We do not believe anyone is poor at learning language. The best evidence is how you use your native language. You’ve been very successful, haven’t you?! It’s counter-productive how foreign languages are traditionally taught in schools, discouraging all the but those who have unique aptitude.


If I work hard to be able to read and write and speak, I will also be able to understand speech as well.

No! An enormous amount of learning must take place before someone can have much ability to understand the natural speech of another people group. The understanding mechanism in your brain is not the same as the talking mechanism. So... to learn to understand, you must first LEARN TO LISTEN

It is unhelpful to think of language as something to be aquired. Instead, it is more productive to think of yourself being nurtured into a new languacultural world while you are learning language. We don’t "get" a new language, we grow in it.

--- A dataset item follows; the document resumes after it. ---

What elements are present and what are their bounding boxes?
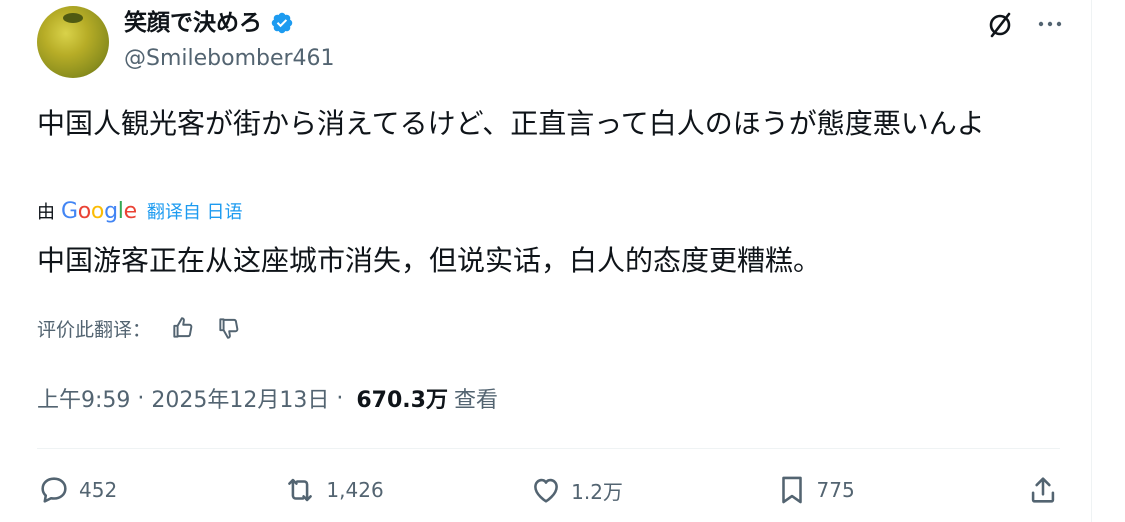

I know we learned language this way as babies, but adults learn differently than children.

Actually, the way our brains are designed to learn language has not changed. After years and years of being trained to learn in academic ways, we’ve made it our habitual way of learning. But the Growing Participator Approach is the most integrated approach with your brain’s optimal way to take in, store, and use language. Your Arabic will be more natural and easier for you to access - and you’ll have a lot more fun learning it.


I know how I learn, and I just can’t learn well this way. I have to write things down.

Writing (and reading) actually seriously distract from listening. Our brains are designed to learn this way, we’ve just allowed this function to atrophy. But you can actually rebuild the functionality with this approach. Trust the science and give it a try; you’ll be amazed by how much you are able to learn even without writing it down!


Can’t I just use a computer-based learning method? I’ve got one that even analyses my speech so that I can sound just like a local person.

Remember, you are not just learning a foreign language for recreation. You want to actually participate in Tunisian life. There is a special bond that forms when we allow ourselves to be learners and rely on local people to grow in using language and other cultural norms.

Tunisian Arabic is a dialect, on-line programs for Arabic are either MSA or another popular form, like Egyptian Arabic or Levantine. You could get by on those in Tunisia, but you would still sound very foreign.